In recent years, some reports have claimed that as global temperatures rise, more areas will be affected by diseases that are spread by mosquitoes, such as malaria, dengue, and yellow fever. As temperatures rise, the logic goes, the mosquito habitat will increase and more people will be exposed to them, making them potential disease victims.
However, a study published this week in the scientific journal Proceedings of the National Academy of Sciences shows that the situation is much more complicated. For mosquitoes to thrive, they need water, and warmer temperatures may also mean lower precipitation, allowing fewer mosquitoes to survive.
University of Arizona researchers Cory Morin and Andrew Comrie developed a climate-driven mosquito population model to simulate the abundance across the southern United States of one type of mosquito known to carry and spread West Nile virus to humans. They found that, under the future climate conditions predicted by climate change models, many locations will see a lengthening of the mosquito season but the populations will be smaller due to hotter and dryer conditions that allow fewer mosquito larvae to live.
“It used to be an open question whether climate change is going to make disease-carrying mosquitoes more abundant, and the answer is it will depend on the time and the location,” said Morin, who did the study as part of his doctoral dissertation in the lab of Andrew Comrie, UA Provost and professor in the UA’s School of Geography and Development.
“One assumption was that with rising temperatures, mosquitoes would thrive across the board,” Morin said. “Our study shows this is unlikely. Rather, the effects of climate change are different depending on the region and because of that, the response of West Nile virus transmitting mosquito populations will be different as well.”
“The mosquito species we study is subtropical, and at warmer temperatures the larvae develop faster,” Morin explained. “However, there is a limit – if temperatures climb over that limit, mortality increases. Temperature, precipitation or both can limit the populations, depending on local conditions.”

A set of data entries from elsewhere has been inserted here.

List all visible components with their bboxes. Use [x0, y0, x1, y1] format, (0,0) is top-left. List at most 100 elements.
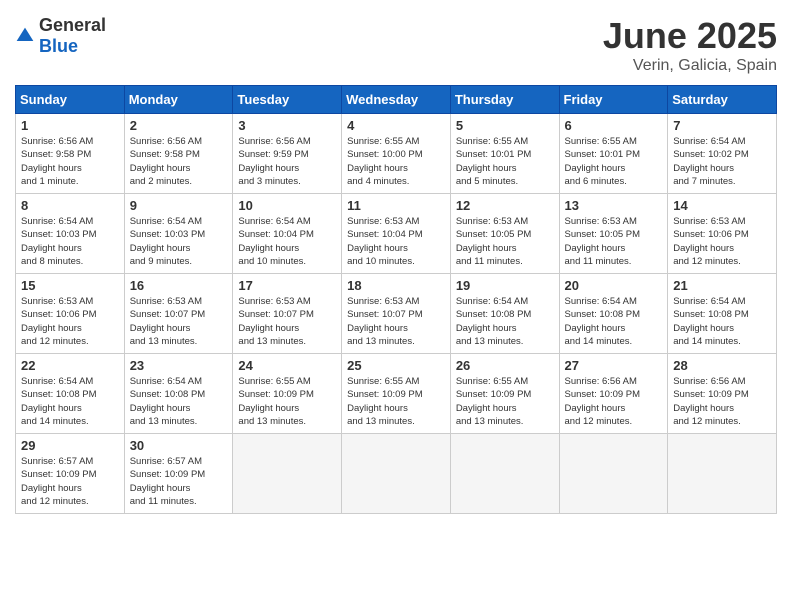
calendar-day-cell: 5 Sunrise: 6:55 AM Sunset: 10:01 PM Dayl…: [450, 114, 559, 194]
day-number: 10: [238, 198, 336, 213]
calendar-week-row: 8 Sunrise: 6:54 AM Sunset: 10:03 PM Dayl…: [16, 194, 777, 274]
logo-icon: [15, 26, 35, 46]
day-info: Sunrise: 6:55 AM Sunset: 10:09 PM Daylig…: [347, 375, 445, 428]
day-info: Sunrise: 6:55 AM Sunset: 10:01 PM Daylig…: [456, 135, 554, 188]
day-info: Sunrise: 6:55 AM Sunset: 10:00 PM Daylig…: [347, 135, 445, 188]
calendar-subtitle: Verin, Galicia, Spain: [603, 57, 777, 75]
day-info: Sunrise: 6:55 AM Sunset: 10:09 PM Daylig…: [238, 375, 336, 428]
day-info: Sunrise: 6:54 AM Sunset: 10:03 PM Daylig…: [21, 215, 119, 268]
calendar-week-row: 1 Sunrise: 6:56 AM Sunset: 9:58 PM Dayli…: [16, 114, 777, 194]
day-info: Sunrise: 6:56 AM Sunset: 9:59 PM Dayligh…: [238, 135, 336, 188]
day-number: 21: [673, 278, 771, 293]
weekday-header-cell: Tuesday: [233, 86, 342, 114]
day-info: Sunrise: 6:56 AM Sunset: 9:58 PM Dayligh…: [130, 135, 228, 188]
calendar-day-cell: 2 Sunrise: 6:56 AM Sunset: 9:58 PM Dayli…: [124, 114, 233, 194]
calendar-day-cell: 3 Sunrise: 6:56 AM Sunset: 9:59 PM Dayli…: [233, 114, 342, 194]
calendar-day-cell: 21 Sunrise: 6:54 AM Sunset: 10:08 PM Day…: [668, 274, 777, 354]
day-info: Sunrise: 6:56 AM Sunset: 10:09 PM Daylig…: [673, 375, 771, 428]
calendar-day-cell: 16 Sunrise: 6:53 AM Sunset: 10:07 PM Day…: [124, 274, 233, 354]
weekday-header-cell: Friday: [559, 86, 668, 114]
day-number: 7: [673, 118, 771, 133]
calendar-table: SundayMondayTuesdayWednesdayThursdayFrid…: [15, 85, 777, 514]
day-number: 25: [347, 358, 445, 373]
day-number: 1: [21, 118, 119, 133]
calendar-day-cell: 29 Sunrise: 6:57 AM Sunset: 10:09 PM Day…: [16, 434, 125, 514]
calendar-day-cell: 8 Sunrise: 6:54 AM Sunset: 10:03 PM Dayl…: [16, 194, 125, 274]
calendar-week-row: 15 Sunrise: 6:53 AM Sunset: 10:06 PM Day…: [16, 274, 777, 354]
calendar-day-cell: [233, 434, 342, 514]
calendar-day-cell: 13 Sunrise: 6:53 AM Sunset: 10:05 PM Day…: [559, 194, 668, 274]
day-info: Sunrise: 6:53 AM Sunset: 10:04 PM Daylig…: [347, 215, 445, 268]
day-info: Sunrise: 6:54 AM Sunset: 10:04 PM Daylig…: [238, 215, 336, 268]
calendar-day-cell: 19 Sunrise: 6:54 AM Sunset: 10:08 PM Day…: [450, 274, 559, 354]
day-number: 5: [456, 118, 554, 133]
day-info: Sunrise: 6:54 AM Sunset: 10:08 PM Daylig…: [565, 295, 663, 348]
calendar-day-cell: 17 Sunrise: 6:53 AM Sunset: 10:07 PM Day…: [233, 274, 342, 354]
day-info: Sunrise: 6:53 AM Sunset: 10:06 PM Daylig…: [673, 215, 771, 268]
day-number: 23: [130, 358, 228, 373]
calendar-week-row: 22 Sunrise: 6:54 AM Sunset: 10:08 PM Day…: [16, 354, 777, 434]
day-info: Sunrise: 6:54 AM Sunset: 10:08 PM Daylig…: [673, 295, 771, 348]
calendar-day-cell: 12 Sunrise: 6:53 AM Sunset: 10:05 PM Day…: [450, 194, 559, 274]
day-info: Sunrise: 6:56 AM Sunset: 9:58 PM Dayligh…: [21, 135, 119, 188]
calendar-day-cell: 14 Sunrise: 6:53 AM Sunset: 10:06 PM Day…: [668, 194, 777, 274]
day-number: 27: [565, 358, 663, 373]
calendar-title: June 2025: [603, 15, 777, 57]
day-info: Sunrise: 6:54 AM Sunset: 10:08 PM Daylig…: [130, 375, 228, 428]
day-number: 29: [21, 438, 119, 453]
day-number: 18: [347, 278, 445, 293]
day-info: Sunrise: 6:54 AM Sunset: 10:03 PM Daylig…: [130, 215, 228, 268]
day-number: 15: [21, 278, 119, 293]
day-info: Sunrise: 6:53 AM Sunset: 10:05 PM Daylig…: [565, 215, 663, 268]
day-number: 14: [673, 198, 771, 213]
day-info: Sunrise: 6:57 AM Sunset: 10:09 PM Daylig…: [21, 455, 119, 508]
calendar-day-cell: [342, 434, 451, 514]
calendar-day-cell: 22 Sunrise: 6:54 AM Sunset: 10:08 PM Day…: [16, 354, 125, 434]
day-info: Sunrise: 6:55 AM Sunset: 10:09 PM Daylig…: [456, 375, 554, 428]
calendar-day-cell: 15 Sunrise: 6:53 AM Sunset: 10:06 PM Day…: [16, 274, 125, 354]
calendar-day-cell: [450, 434, 559, 514]
day-number: 28: [673, 358, 771, 373]
calendar-day-cell: 24 Sunrise: 6:55 AM Sunset: 10:09 PM Day…: [233, 354, 342, 434]
header: General Blue June 2025 Verin, Galicia, S…: [15, 15, 777, 75]
logo-text: General Blue: [39, 15, 106, 57]
day-number: 2: [130, 118, 228, 133]
day-number: 24: [238, 358, 336, 373]
calendar-day-cell: 10 Sunrise: 6:54 AM Sunset: 10:04 PM Day…: [233, 194, 342, 274]
calendar-day-cell: 25 Sunrise: 6:55 AM Sunset: 10:09 PM Day…: [342, 354, 451, 434]
weekday-header-cell: Saturday: [668, 86, 777, 114]
day-info: Sunrise: 6:53 AM Sunset: 10:07 PM Daylig…: [347, 295, 445, 348]
day-number: 13: [565, 198, 663, 213]
day-number: 6: [565, 118, 663, 133]
day-number: 20: [565, 278, 663, 293]
logo: General Blue: [15, 15, 106, 57]
day-number: 3: [238, 118, 336, 133]
day-number: 17: [238, 278, 336, 293]
weekday-header-cell: Wednesday: [342, 86, 451, 114]
calendar-body: 1 Sunrise: 6:56 AM Sunset: 9:58 PM Dayli…: [16, 114, 777, 514]
day-number: 19: [456, 278, 554, 293]
calendar-day-cell: 6 Sunrise: 6:55 AM Sunset: 10:01 PM Dayl…: [559, 114, 668, 194]
calendar-day-cell: 9 Sunrise: 6:54 AM Sunset: 10:03 PM Dayl…: [124, 194, 233, 274]
day-info: Sunrise: 6:54 AM Sunset: 10:08 PM Daylig…: [456, 295, 554, 348]
day-number: 9: [130, 198, 228, 213]
calendar-day-cell: 18 Sunrise: 6:53 AM Sunset: 10:07 PM Day…: [342, 274, 451, 354]
weekday-header-cell: Thursday: [450, 86, 559, 114]
day-number: 30: [130, 438, 228, 453]
day-info: Sunrise: 6:53 AM Sunset: 10:05 PM Daylig…: [456, 215, 554, 268]
day-info: Sunrise: 6:53 AM Sunset: 10:07 PM Daylig…: [130, 295, 228, 348]
day-number: 16: [130, 278, 228, 293]
logo-blue: Blue: [39, 36, 78, 56]
calendar-day-cell: 27 Sunrise: 6:56 AM Sunset: 10:09 PM Day…: [559, 354, 668, 434]
title-area: June 2025 Verin, Galicia, Spain: [603, 15, 777, 75]
day-info: Sunrise: 6:54 AM Sunset: 10:02 PM Daylig…: [673, 135, 771, 188]
weekday-header-row: SundayMondayTuesdayWednesdayThursdayFrid…: [16, 86, 777, 114]
calendar-day-cell: [668, 434, 777, 514]
day-info: Sunrise: 6:55 AM Sunset: 10:01 PM Daylig…: [565, 135, 663, 188]
calendar-day-cell: 30 Sunrise: 6:57 AM Sunset: 10:09 PM Day…: [124, 434, 233, 514]
day-number: 8: [21, 198, 119, 213]
weekday-header-cell: Monday: [124, 86, 233, 114]
calendar-day-cell: 11 Sunrise: 6:53 AM Sunset: 10:04 PM Day…: [342, 194, 451, 274]
calendar-day-cell: 26 Sunrise: 6:55 AM Sunset: 10:09 PM Day…: [450, 354, 559, 434]
day-info: Sunrise: 6:53 AM Sunset: 10:07 PM Daylig…: [238, 295, 336, 348]
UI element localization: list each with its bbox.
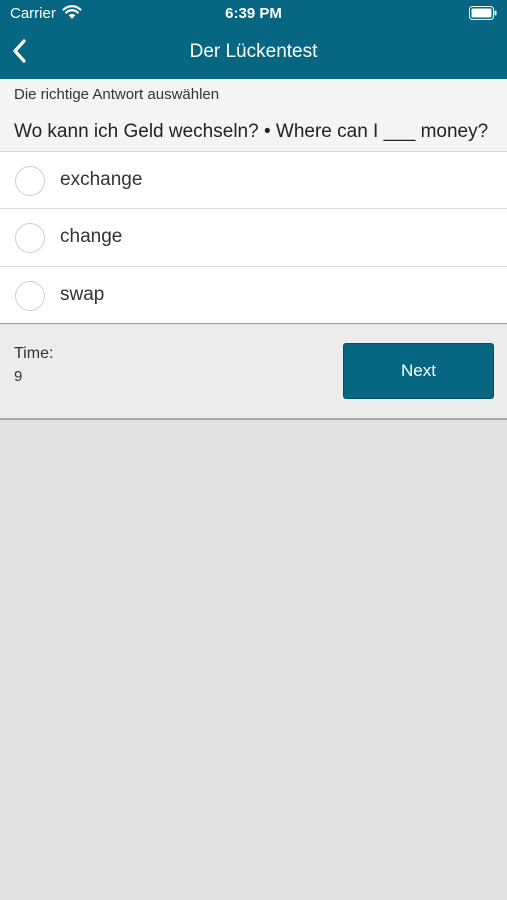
instruction-text: Die richtige Antwort auswählen: [14, 86, 220, 103]
page-title: Der Lückentest: [189, 41, 318, 62]
quiz-footer: Time: 9 Next: [0, 325, 507, 420]
answer-option[interactable]: exchange: [0, 152, 507, 210]
question-prompt: Die richtige Antwort auswählen Wo kann i…: [0, 79, 507, 152]
answer-option-label: exchange: [60, 169, 143, 190]
navigation-bar: Der Lückentest: [0, 26, 507, 79]
answer-options-list: exchange change swap: [0, 152, 507, 324]
time-value: 9: [14, 368, 23, 385]
answer-option-label: change: [60, 226, 123, 248]
time-label: Time:: [14, 345, 54, 362]
radio-button[interactable]: [15, 166, 45, 196]
status-bar: Carrier 6:39 PM: [0, 0, 507, 26]
answer-option-label: swap: [60, 283, 105, 305]
next-button[interactable]: Next: [343, 343, 494, 399]
status-time: 6:39 PM: [225, 5, 282, 22]
answer-option[interactable]: change: [0, 209, 507, 267]
radio-button[interactable]: [15, 280, 45, 311]
question-text: Wo kann ich Geld wechseln? • Where can I…: [14, 121, 489, 142]
radio-button[interactable]: [15, 223, 45, 254]
battery-icon: [469, 6, 497, 20]
answer-option[interactable]: swap: [0, 267, 507, 324]
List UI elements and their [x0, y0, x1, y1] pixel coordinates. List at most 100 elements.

Their findings suggest that disease transmission studies and programs designed to control populations of disease-carrying mosquitoes must be targeted locally to maximize their effectiveness, the authors argue. In the southwestern US for example, hotter and drier summers are expected to delay the onset of mosquito season; however, late summer and fall rains are expected to result in a longer season. Conversely, the south-central US will see fewer mosquito days due to less rain during summer and early fall. Higher temperatures projected for the shoulder seasons – spring and fall – will likely make for a longer mosquito season across much of the US, except in the Southwest during spring where severe drying inhibits population development.
“Which locations are likely to experience epidemics in the future? – those are the kinds of questions studies like ours may help prepare for,” said Morin. “We don’t model the actual virus, we only look at the vector, but our study informs at least one part of the ecology of the virus. It is unique in projecting the impacts of climate change on a West Nile vector.”
Morin said the study could help managers and decision makers better anticipate how mosquito populations will respond to changes in climate and prepare accordingly.
“For example, if projected precipitation and temperature changes for a given area are indicating a longer mosquito season, public health officials can plan to adapt to that possibility through abatement and awareness campaigns.”
Their study reinforces one done by Penn State researchers who found that warmer temperatures seem to slow the transmission of malaria-causing parasites. Both indicate that even if warmer temperatures do expand the range of disease-transmitting mosquitoes, dryer conditions will lead to fewer of the insects, and even fewer of them are likely to be infectious.